Zum Schutz der Natur und zum Schutz der dörflichen Strukturen sollten zukünftig die der Steuerung der Siedlungsentwicklung dienenden Bestimmungen des Landesentwicklungs- und Regionalplans strikt beachtet werden. Nach wie vor sind aber ganz offensichtlich weder der Bürgermeister, noch die Mehrheit der Kommunalpolitiker in Everswinkel dazu bereit. Vielmehr fordern sie in einer Stellungnahme an die Landesregierung eine Änderung der gesetzlichen Bestimmungen.[4]
Kontraproduktives Verhalten
„Wir wollen nicht, dass uns wieder Bebauungspläne um die Ohren fliegen“, begründet der Bürgermeister die Forderung nach einer Änderung des Landesentwicklungsplans.[5] Mit anderen Worten: Die Gemeinde Everswinkel erklärt ausdrücklich, dass sie nicht bereit ist, ihr Verhalten bei der Ausweisung von Baugebieten den gesetzlichen Bestimmungen anzugleichen. Vielmehr hat die Landesregierung die Gesetze den kommunalpolitischen Wunschvorstellungen einiger Kommunalpolitiker anzupassen.
Ein Anpassung, die unweigerlich zu einer zukünftigen Steigerung des Flächenverbrauchs und damit zu einer weiteren eklatanten Schädigung der Natur führt. Die Beeinträchtigung der dörflichen Struktur und die Verschlechterung der kommunalen Finanzen werden dabei als Kollateralschäden in Kauf genommen.
[1] Vgl.
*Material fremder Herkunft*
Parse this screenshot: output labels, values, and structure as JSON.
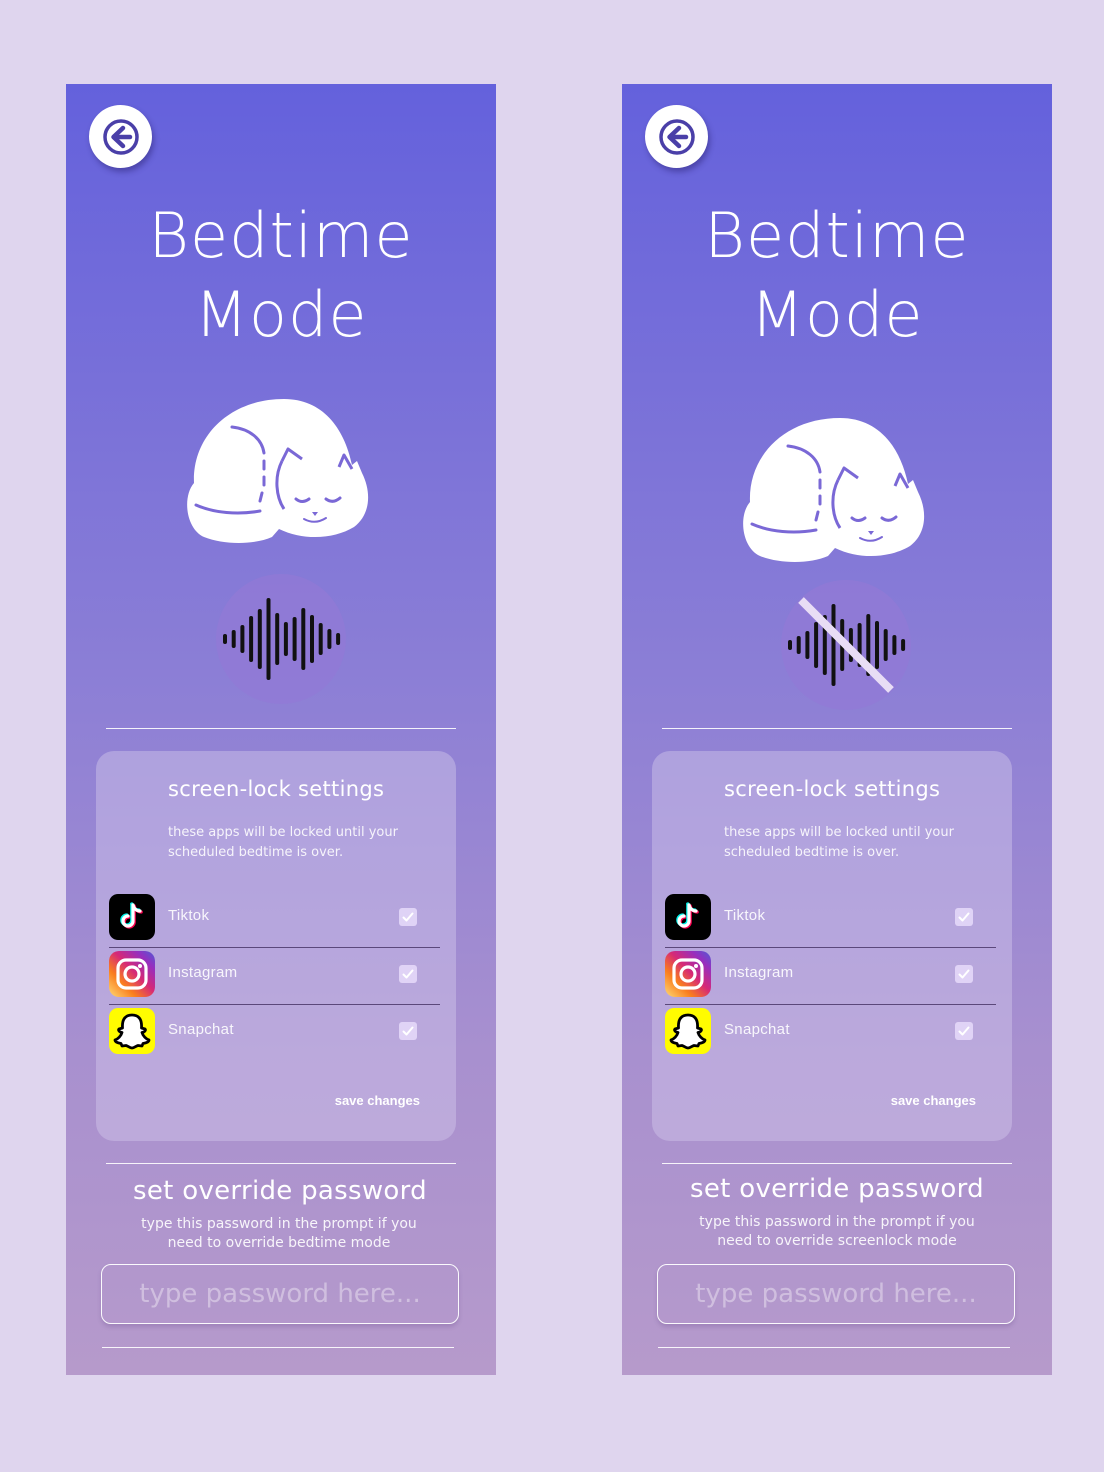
{
  "screens": [
    {
      "title_line1": "Bedtime",
      "title_line2": "Mode",
      "sound_state": "on",
      "lock_card": {
        "title": "screen-lock settings",
        "description": "these apps will be locked until your scheduled bedtime is over.",
        "apps": [
          {
            "name": "Tiktok",
            "icon": "tiktok-icon",
            "checked": true
          },
          {
            "name": "Instagram",
            "icon": "instagram-icon",
            "checked": true
          },
          {
            "name": "Snapchat",
            "icon": "snapchat-icon",
            "checked": true
          }
        ],
        "save_label": "save changes"
      },
      "password": {
        "title": "set override password",
        "desc_line1": "type this password in the prompt if you",
        "desc_line2": "need to override bedtime mode",
        "placeholder": "type password here..."
      }
    },
    {
      "title_line1": "Bedtime",
      "title_line2": "Mode",
      "sound_state": "muted",
      "lock_card": {
        "title": "screen-lock settings",
        "description": "these apps will be locked until your scheduled bedtime is over.",
        "apps": [
          {
            "name": "Tiktok",
            "icon": "tiktok-icon",
            "checked": true
          },
          {
            "name": "Instagram",
            "icon": "instagram-icon",
            "checked": true
          },
          {
            "name": "Snapchat",
            "icon": "snapchat-icon",
            "checked": true
          }
        ],
        "save_label": "save changes"
      },
      "password": {
        "title": "set override password",
        "desc_line1": "type this password in the prompt if you",
        "desc_line2": "need to override screenlock mode",
        "placeholder": "type password here..."
      }
    }
  ],
  "colors": {
    "background": "#dfd5ee",
    "gradient_top": "#6461dc",
    "gradient_bottom": "#b69acb",
    "accent_purple": "#5b4bc4",
    "snapchat_yellow": "#fffc00"
  }
}
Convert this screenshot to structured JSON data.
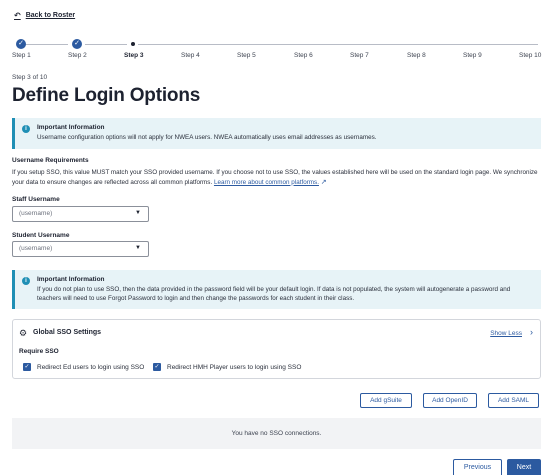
{
  "nav": {
    "back_label": "Back to Roster"
  },
  "stepper": {
    "steps": [
      {
        "label": "Step 1",
        "state": "done"
      },
      {
        "label": "Step 2",
        "state": "done"
      },
      {
        "label": "Step 3",
        "state": "current"
      },
      {
        "label": "Step 4",
        "state": "future"
      },
      {
        "label": "Step 5",
        "state": "future"
      },
      {
        "label": "Step 6",
        "state": "future"
      },
      {
        "label": "Step 7",
        "state": "future"
      },
      {
        "label": "Step 8",
        "state": "future"
      },
      {
        "label": "Step 9",
        "state": "future"
      },
      {
        "label": "Step 10",
        "state": "future"
      }
    ]
  },
  "page": {
    "step_count": "Step 3 of 10",
    "title": "Define Login Options"
  },
  "info1": {
    "title": "Important Information",
    "text": "Username configuration options will not apply for NWEA users. NWEA automatically uses email addresses as usernames."
  },
  "requirements": {
    "title": "Username Requirements",
    "text": "If you setup SSO, this value MUST match your SSO provided username. If you choose not to use SSO, the values established here will be used on the standard login page. We synchronize your data to ensure changes are reflected across all common platforms.",
    "link": "Learn more about common platforms."
  },
  "staff": {
    "label": "Staff Username",
    "value": "(username)"
  },
  "student": {
    "label": "Student Username",
    "value": "(username)"
  },
  "info2": {
    "title": "Important Information",
    "text": "If you do not plan to use SSO, then the data provided in the password field will be your default login. If data is not populated, the system will autogenerate a password and teachers will need to use Forgot Password to login and then change the passwords for each student in their class."
  },
  "sso": {
    "title": "Global SSO Settings",
    "toggle_label": "Show Less",
    "require_label": "Require SSO",
    "checkboxes": [
      {
        "label": "Redirect Ed users to login using SSO",
        "checked": true
      },
      {
        "label": "Redirect HMH Player users to login using SSO",
        "checked": true
      }
    ]
  },
  "buttons": {
    "add_gsuite": "Add gSuite",
    "add_openid": "Add OpenID",
    "add_saml": "Add SAML",
    "previous": "Previous",
    "next": "Next"
  },
  "empty_state": "You have no SSO connections.",
  "colors": {
    "accent": "#2c5aa0",
    "info": "#1f8fb5",
    "info_bg": "#e7f3f7"
  }
}
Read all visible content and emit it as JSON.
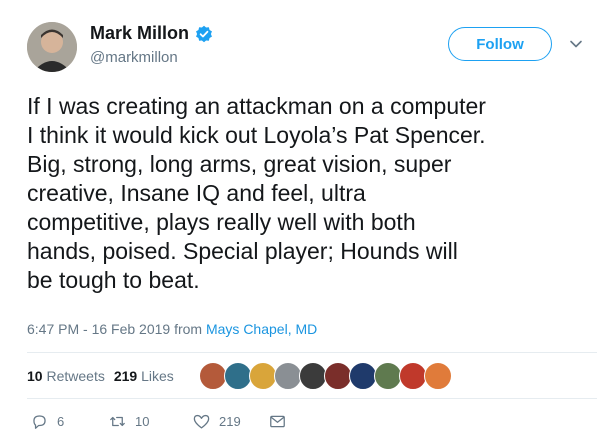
{
  "author": {
    "name": "Mark Millon",
    "handle": "@markmillon",
    "verified": true,
    "avatar_icon": "user-avatar"
  },
  "follow_label": "Follow",
  "tweet": {
    "text": "If I was creating an attackman on a computer\nI think it would kick out Loyola’s Pat Spencer.\nBig, strong, long arms, great vision, super\ncreative, Insane IQ and feel, ultra\ncompetitive, plays really well with both\nhands, poised. Special player; Hounds will\nbe tough to beat."
  },
  "meta": {
    "time": "6:47 PM - 16 Feb 2019 from ",
    "location": "Mays Chapel, MD"
  },
  "stats": {
    "retweets_count": "10",
    "retweets_label": "Retweets",
    "likes_count": "219",
    "likes_label": "Likes"
  },
  "likers": [
    {
      "name": "liker-1",
      "color": "#b45a3a"
    },
    {
      "name": "liker-2",
      "color": "#2f6f8a"
    },
    {
      "name": "liker-3",
      "color": "#d9a53a"
    },
    {
      "name": "liker-4",
      "color": "#8a8f94"
    },
    {
      "name": "liker-5",
      "color": "#3b3b3b"
    },
    {
      "name": "liker-6",
      "color": "#7a2e2a"
    },
    {
      "name": "liker-7",
      "color": "#1f3a6b"
    },
    {
      "name": "liker-8",
      "color": "#5f7a4f"
    },
    {
      "name": "liker-9",
      "color": "#c0392b"
    },
    {
      "name": "liker-10",
      "color": "#e07b3a"
    }
  ],
  "actions": {
    "reply_count": "6",
    "retweet_count": "10",
    "like_count": "219"
  },
  "colors": {
    "accent": "#1da1f2",
    "muted": "#657786"
  }
}
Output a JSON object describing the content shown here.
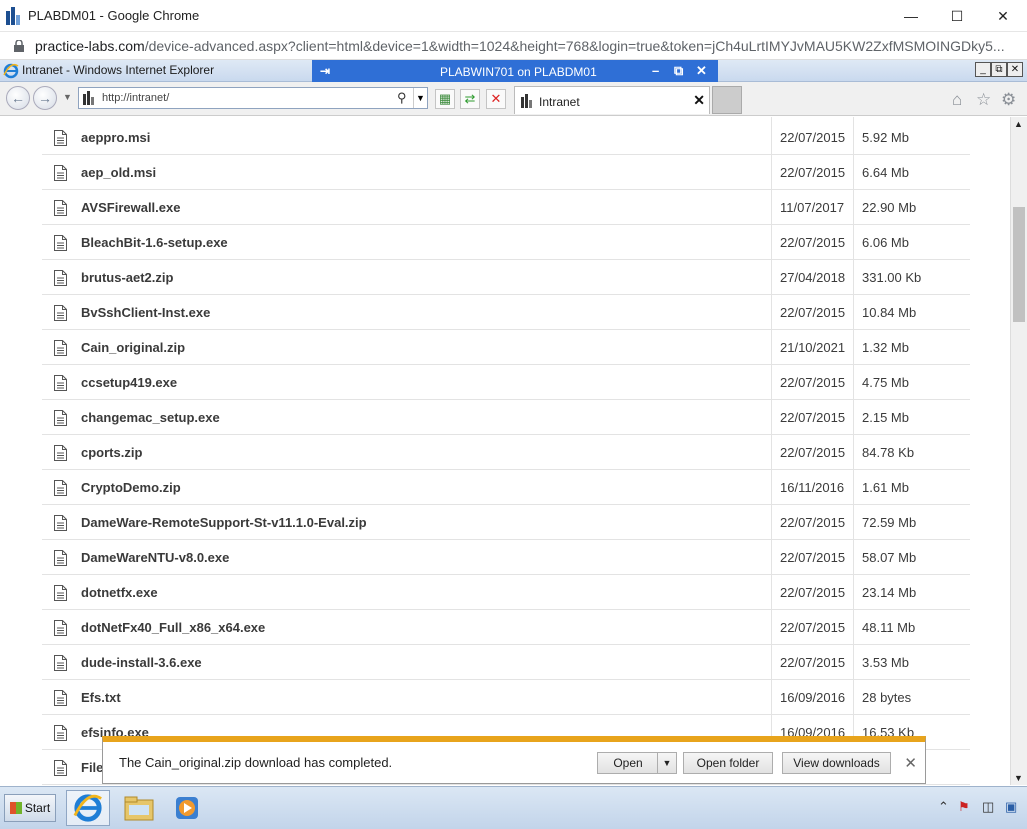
{
  "chrome": {
    "window_title": "PLABDM01 - Google Chrome",
    "url_domain": "practice-labs.com",
    "url_path": "/device-advanced.aspx?client=html&device=1&width=1024&height=768&login=true&token=jCh4uLrtIMYJvMAU5KW2ZxfMSMOINGDky5..."
  },
  "ie": {
    "window_title": "Intranet - Windows Internet Explorer",
    "rdp_title": "PLABWIN701 on PLABDM01",
    "address": "http://intranet/",
    "tab_label": "Intranet"
  },
  "files": [
    {
      "name": "aeppro.msi",
      "date": "22/07/2015",
      "size": "5.92 Mb"
    },
    {
      "name": "aep_old.msi",
      "date": "22/07/2015",
      "size": "6.64 Mb"
    },
    {
      "name": "AVSFirewall.exe",
      "date": "11/07/2017",
      "size": "22.90 Mb"
    },
    {
      "name": "BleachBit-1.6-setup.exe",
      "date": "22/07/2015",
      "size": "6.06 Mb"
    },
    {
      "name": "brutus-aet2.zip",
      "date": "27/04/2018",
      "size": "331.00 Kb"
    },
    {
      "name": "BvSshClient-Inst.exe",
      "date": "22/07/2015",
      "size": "10.84 Mb"
    },
    {
      "name": "Cain_original.zip",
      "date": "21/10/2021",
      "size": "1.32 Mb"
    },
    {
      "name": "ccsetup419.exe",
      "date": "22/07/2015",
      "size": "4.75 Mb"
    },
    {
      "name": "changemac_setup.exe",
      "date": "22/07/2015",
      "size": "2.15 Mb"
    },
    {
      "name": "cports.zip",
      "date": "22/07/2015",
      "size": "84.78 Kb"
    },
    {
      "name": "CryptoDemo.zip",
      "date": "16/11/2016",
      "size": "1.61 Mb"
    },
    {
      "name": "DameWare-RemoteSupport-St-v11.1.0-Eval.zip",
      "date": "22/07/2015",
      "size": "72.59 Mb"
    },
    {
      "name": "DameWareNTU-v8.0.exe",
      "date": "22/07/2015",
      "size": "58.07 Mb"
    },
    {
      "name": "dotnetfx.exe",
      "date": "22/07/2015",
      "size": "23.14 Mb"
    },
    {
      "name": "dotNetFx40_Full_x86_x64.exe",
      "date": "22/07/2015",
      "size": "48.11 Mb"
    },
    {
      "name": "dude-install-3.6.exe",
      "date": "22/07/2015",
      "size": "3.53 Mb"
    },
    {
      "name": "Efs.txt",
      "date": "16/09/2016",
      "size": "28 bytes"
    },
    {
      "name": "efsinfo.exe",
      "date": "16/09/2016",
      "size": "16.53 Kb"
    },
    {
      "name": "File",
      "date": "",
      "size": ""
    }
  ],
  "download": {
    "message": "The Cain_original.zip download has completed.",
    "open_label": "Open",
    "open_folder_label": "Open folder",
    "view_downloads_label": "View downloads"
  },
  "taskbar": {
    "start_label": "Start"
  }
}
Dillmann, Oliver und andere: Woran scheitern Bebauungspläne?, in: Zeitschrift Baurecht, 2/2018, S. 179 – 186.
[2] OVG NRW, Urteil 7 A 1862/06 vom 04. Dezember 2006.
[3] OVG NRW, Urteil 10 D 4/11 vom 18. Oktober 2013.
[4] Sitzung des Ausschusses für Planung und Umweltschutz der Gemeinde Everswinkel vom 05. Juli 2018, TOP 4: Änderung des Landesentwicklungsplans NRW – Stellungnahme der Gemeinde Everswinkel.
[5] Artikel in den „Westfälischen Nachrichten“ vom 12. Juli 2018: Hoffnung auf mehr Freiheiten.